With both global temperatures and economic power rising in the developing world, the number of air conditioners is expected to grow from 1.2 billion today to 4.5 billion by 2050. That means that without clean and efficient cooling, greenhouse gas emissions in 2050 will be up 90 percent over 2017 levels.
That’s why more than 20 leaders from Rwanda, Chile, Denmark and beyond launched the Cool Coalition earlier this month.
“In a warming world, cooling is a necessity, not a luxury. We need to provide it to the vulnerable populations who currently have no electricity,” said Rachel Kyte, Chief Executive Officer of Sustainable Energy for All.
It’s possible to do so while keeping within the 1.5˚C limit for global warming, but that means a coordinated effort.

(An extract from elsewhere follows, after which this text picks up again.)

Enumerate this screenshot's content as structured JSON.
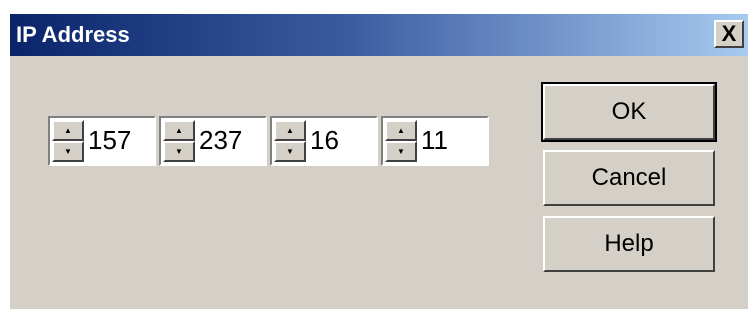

“We need to provide sustainable cooling at speed and scale so that we can ensure everyone has safe food, safe vaccines, and comfort at work,” Kyte said. “Hundreds of millions of people at risk today from extreme heat need protection and we must protect them in a way that also protects the planet from increased carbon emissions.”

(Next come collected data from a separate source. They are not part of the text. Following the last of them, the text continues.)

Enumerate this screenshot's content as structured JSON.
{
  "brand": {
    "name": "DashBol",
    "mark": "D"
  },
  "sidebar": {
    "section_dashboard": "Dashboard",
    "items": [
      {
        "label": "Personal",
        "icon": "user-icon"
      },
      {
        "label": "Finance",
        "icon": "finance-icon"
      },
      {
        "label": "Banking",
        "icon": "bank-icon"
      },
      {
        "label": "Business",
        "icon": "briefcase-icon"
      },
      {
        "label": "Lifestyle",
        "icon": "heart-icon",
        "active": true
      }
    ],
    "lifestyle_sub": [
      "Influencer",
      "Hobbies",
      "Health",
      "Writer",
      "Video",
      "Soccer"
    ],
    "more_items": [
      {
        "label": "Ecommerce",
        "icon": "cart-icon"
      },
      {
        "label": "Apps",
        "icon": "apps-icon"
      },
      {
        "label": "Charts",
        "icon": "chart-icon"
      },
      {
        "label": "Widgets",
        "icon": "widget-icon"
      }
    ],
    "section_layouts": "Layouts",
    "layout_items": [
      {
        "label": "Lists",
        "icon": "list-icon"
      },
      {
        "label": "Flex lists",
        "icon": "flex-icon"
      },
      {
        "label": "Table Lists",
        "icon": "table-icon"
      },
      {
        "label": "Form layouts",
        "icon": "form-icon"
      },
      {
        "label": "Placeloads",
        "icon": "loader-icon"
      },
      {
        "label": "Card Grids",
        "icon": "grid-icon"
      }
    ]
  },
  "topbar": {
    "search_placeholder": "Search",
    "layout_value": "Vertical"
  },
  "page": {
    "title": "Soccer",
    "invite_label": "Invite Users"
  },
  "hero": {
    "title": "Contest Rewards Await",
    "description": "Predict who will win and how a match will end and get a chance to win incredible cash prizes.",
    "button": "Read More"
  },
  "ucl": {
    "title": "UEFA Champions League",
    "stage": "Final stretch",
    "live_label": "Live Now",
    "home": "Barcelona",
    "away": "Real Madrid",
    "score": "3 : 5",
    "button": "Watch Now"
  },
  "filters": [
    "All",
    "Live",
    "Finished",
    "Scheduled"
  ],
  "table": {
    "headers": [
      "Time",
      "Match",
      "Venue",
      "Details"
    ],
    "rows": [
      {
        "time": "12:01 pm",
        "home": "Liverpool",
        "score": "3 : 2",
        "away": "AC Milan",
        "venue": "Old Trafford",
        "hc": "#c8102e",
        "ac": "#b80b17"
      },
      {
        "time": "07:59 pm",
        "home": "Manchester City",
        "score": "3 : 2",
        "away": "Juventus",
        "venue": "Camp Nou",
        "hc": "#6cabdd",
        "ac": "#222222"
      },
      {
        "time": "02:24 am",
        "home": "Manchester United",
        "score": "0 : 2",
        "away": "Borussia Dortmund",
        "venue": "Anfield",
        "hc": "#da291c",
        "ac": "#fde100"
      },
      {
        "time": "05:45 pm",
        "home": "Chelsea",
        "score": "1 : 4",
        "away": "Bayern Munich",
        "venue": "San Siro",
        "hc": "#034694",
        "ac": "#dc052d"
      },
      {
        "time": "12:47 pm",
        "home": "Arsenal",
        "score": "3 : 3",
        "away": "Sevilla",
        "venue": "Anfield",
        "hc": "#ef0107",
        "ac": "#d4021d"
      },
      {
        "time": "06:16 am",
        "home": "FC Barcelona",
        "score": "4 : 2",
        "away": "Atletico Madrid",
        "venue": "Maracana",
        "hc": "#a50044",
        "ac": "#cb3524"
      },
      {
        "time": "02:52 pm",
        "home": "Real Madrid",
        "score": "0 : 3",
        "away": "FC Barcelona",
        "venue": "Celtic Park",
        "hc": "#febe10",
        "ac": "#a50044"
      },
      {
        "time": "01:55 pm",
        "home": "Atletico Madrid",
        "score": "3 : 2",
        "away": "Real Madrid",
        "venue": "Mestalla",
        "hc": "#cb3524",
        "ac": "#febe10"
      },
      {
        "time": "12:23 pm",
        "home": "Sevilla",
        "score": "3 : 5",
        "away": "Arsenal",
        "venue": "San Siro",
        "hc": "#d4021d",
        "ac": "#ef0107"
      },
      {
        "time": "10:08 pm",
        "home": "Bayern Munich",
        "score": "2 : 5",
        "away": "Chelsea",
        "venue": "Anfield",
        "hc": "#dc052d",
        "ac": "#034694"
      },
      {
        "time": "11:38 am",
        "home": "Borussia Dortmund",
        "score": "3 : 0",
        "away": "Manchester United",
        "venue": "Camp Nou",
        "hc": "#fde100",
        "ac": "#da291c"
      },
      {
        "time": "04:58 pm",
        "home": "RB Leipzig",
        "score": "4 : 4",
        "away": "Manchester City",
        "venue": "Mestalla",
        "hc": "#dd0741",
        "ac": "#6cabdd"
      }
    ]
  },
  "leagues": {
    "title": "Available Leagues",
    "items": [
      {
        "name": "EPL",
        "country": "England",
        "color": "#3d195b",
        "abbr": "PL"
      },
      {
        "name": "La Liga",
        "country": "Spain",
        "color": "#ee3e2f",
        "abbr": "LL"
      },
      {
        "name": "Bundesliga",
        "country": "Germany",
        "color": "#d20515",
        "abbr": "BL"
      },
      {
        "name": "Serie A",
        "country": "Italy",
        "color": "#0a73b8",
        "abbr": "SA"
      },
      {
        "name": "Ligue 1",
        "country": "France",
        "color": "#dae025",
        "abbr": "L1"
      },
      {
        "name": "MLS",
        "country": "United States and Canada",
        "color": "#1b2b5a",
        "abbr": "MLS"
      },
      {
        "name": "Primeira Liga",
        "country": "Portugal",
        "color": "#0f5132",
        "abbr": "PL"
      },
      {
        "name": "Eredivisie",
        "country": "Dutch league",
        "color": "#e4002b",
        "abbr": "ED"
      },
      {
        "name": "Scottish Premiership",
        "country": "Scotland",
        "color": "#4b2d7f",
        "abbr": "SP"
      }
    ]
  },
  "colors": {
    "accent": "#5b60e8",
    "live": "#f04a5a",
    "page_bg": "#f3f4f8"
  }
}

The Kigali Amendment to the Montreal Protocol means that countries have started phasing down gases used in many cooling technologies, known as hydrofluorocarbons (HFCs). That’s expected to save almost 0.4°C in warming that is avoided by using other technologies, but Cool Coalition aims to double the benefits with improved energy efficiencies.

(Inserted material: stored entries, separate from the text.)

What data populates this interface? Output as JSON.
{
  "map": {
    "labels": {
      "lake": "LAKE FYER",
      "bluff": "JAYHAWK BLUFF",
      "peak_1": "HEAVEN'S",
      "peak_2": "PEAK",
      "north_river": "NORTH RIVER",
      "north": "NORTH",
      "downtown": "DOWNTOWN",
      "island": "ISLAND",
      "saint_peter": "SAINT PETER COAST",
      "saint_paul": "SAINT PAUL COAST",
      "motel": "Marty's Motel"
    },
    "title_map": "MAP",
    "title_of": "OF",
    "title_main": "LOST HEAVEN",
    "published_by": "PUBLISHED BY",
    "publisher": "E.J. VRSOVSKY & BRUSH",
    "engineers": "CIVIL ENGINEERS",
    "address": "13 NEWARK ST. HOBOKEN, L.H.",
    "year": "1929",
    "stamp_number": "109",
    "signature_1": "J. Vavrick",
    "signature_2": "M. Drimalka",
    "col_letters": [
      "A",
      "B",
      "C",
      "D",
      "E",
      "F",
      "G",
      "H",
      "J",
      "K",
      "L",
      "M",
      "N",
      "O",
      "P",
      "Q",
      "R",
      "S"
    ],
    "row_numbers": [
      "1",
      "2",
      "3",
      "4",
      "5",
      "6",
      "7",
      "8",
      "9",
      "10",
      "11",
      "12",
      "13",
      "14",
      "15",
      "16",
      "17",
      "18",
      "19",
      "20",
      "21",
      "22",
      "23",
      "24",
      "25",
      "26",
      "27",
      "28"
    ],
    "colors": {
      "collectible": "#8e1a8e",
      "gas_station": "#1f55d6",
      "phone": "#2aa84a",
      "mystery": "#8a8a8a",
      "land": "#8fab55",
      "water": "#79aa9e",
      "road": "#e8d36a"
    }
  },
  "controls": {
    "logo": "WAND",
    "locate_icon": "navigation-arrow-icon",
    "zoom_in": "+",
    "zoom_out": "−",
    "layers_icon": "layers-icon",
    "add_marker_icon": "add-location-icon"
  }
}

The Cool Coalition currently includes: Basel Agency for Sustainable Energy, C40, Care Without Harm, CLASP, Climate and Clean Air Coalition, Danfoss, ENGIE, Energy Foundation China, Environmental Investigation Agency, Global Cool Cities Alliance, International Solar Alliance, Kigali Cooling Efficiency Programme, Empower, Arcelik, Minister of Environment of Chile, Minister of Environment of Rwanda, Minister of Foreign Affairs of Denmark, Natural Resources Defense Council, REN21, Rocky Mountain Institute, Sustainable Energy for All Initiative, Toby Peters – Professor in Cold Economy University of Birmingham, Shakti Sustainable Energy Foundation, TERI – The Energy and Resources Institute, United Nations Environment Program.